The pretext for removing Oliver from the ballot?
[Former HCDP Chairman Gerry] Birnberg said in his complaint that Oliver told the Houston Chronicle in May that Lykos was such a good candidate that she “would have gotten my vote.”
Birnberg is a reasonably well-informed guy, and fairly intelligent. He knows that Pat Lykos is not the Republican candidate for DA. He knows that there are voters who would have voted for Lykos, but won’t vote for Anderson. He knows that a Democratic candidate who would have voted for Lykos might pull some of those votes without giving up the Democratic base (or whatever passes for a Democratic base in Harris County).
If the Democrats wanted to beat Mike Anderson they might run a candidate who was as similar to Anderson as possible. By positioning himself closer to the lame-duck incumbent Republican, Oliver made himself a little more electable. But not, at least in the view of Birnberg and friends, electable enough.
So here’s the play: remove Oliver, not because he praised the candidate whose voters the Democratic Party will need to win, but because the Harris County Democratic Party has given up on electing a Democratic DA, and is afraid that Oliver will drag down the rest of the ticket—Guerrero, Roll, and their ilk.

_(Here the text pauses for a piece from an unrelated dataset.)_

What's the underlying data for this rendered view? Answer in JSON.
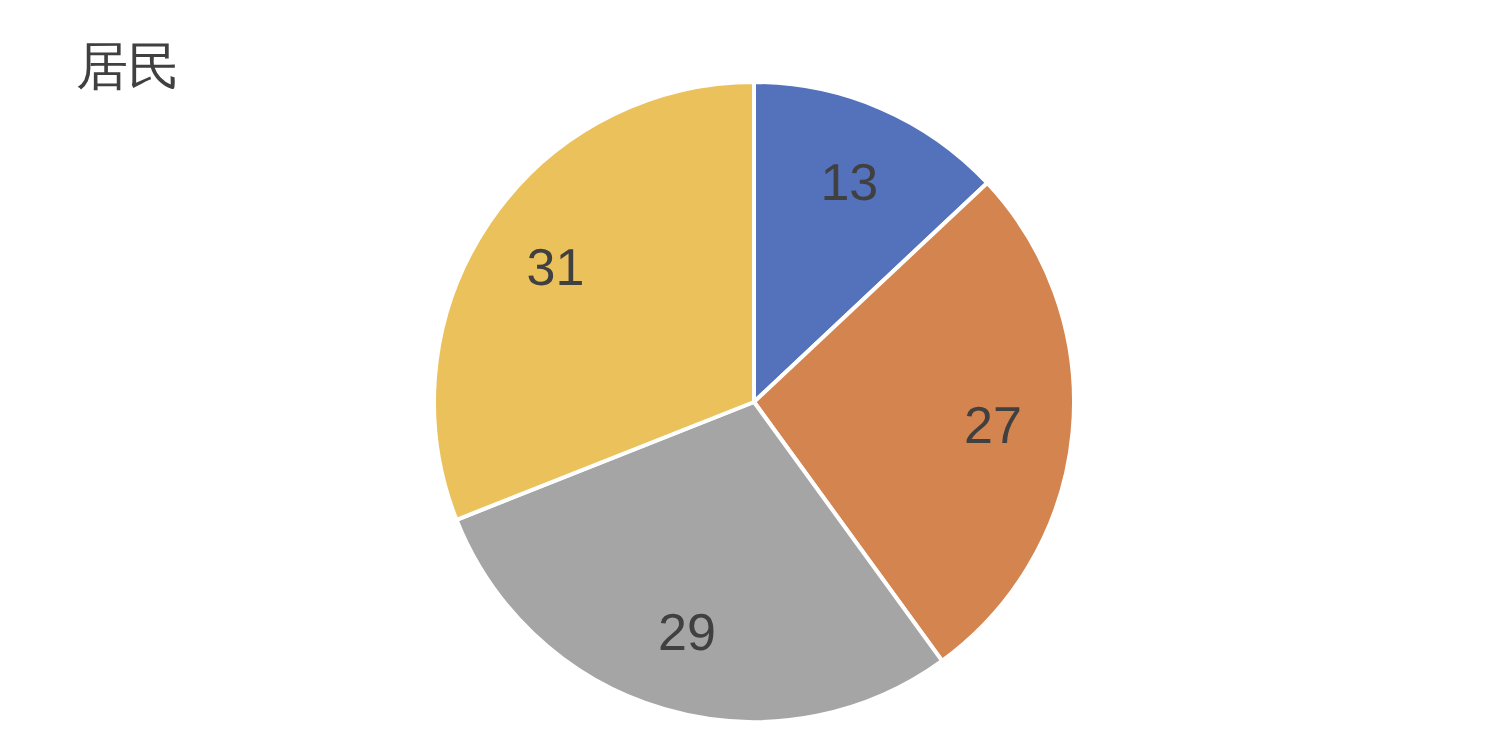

It might make sense if you assume a) that Oliver can’t beat Anderson; and b) that a contested DA race will attract otherwise apathetic Republican-but-not-straight-ticket voters to the downballot races. The Republican presidential primary in Harris County drew 161,000 votes; the DA primary drew 145,000; the most-attended judicial primary, 121,000, so there might be something to that second assumption.
But “it makes sense” doesn’t justify stymying the democratic process by removing, without any process, the voters’ choice.
This is not an endorsement. I don’t express an opinion on whether Oliver should be DA, or even whether he’s the best candidate for the job. What’s at stake here is not politics, but principle.
The oligarchs of the Harris County Democratic Party acted as though the voters’ opinions mattered. When things didn’t turn out the way they planned, they overruled the voters. Is this a change in policy, or an admission that the primary was a pretense all along? Either way, the corruption revealed this week in the Harris County Democratic Party is Republican-grade and disgusting.
I hope Lloyd sues, and if he sues, I hope he wins. The oligarchs say that they have “an intrinsic right, as a private political association protected by the First Amendment, to choose and select their nominees…[t]he law has been clear for at least a century that the party gets to determine whether it wants to have a nominee and who that nominee ought to be,” even without regard to the will of the voters. That’s cynical, patronizing, and dishonorable.
People have asked me why I’m running for the Court of Criminal Appeals as a Libertarian, rather than a Democrat. Any more questions?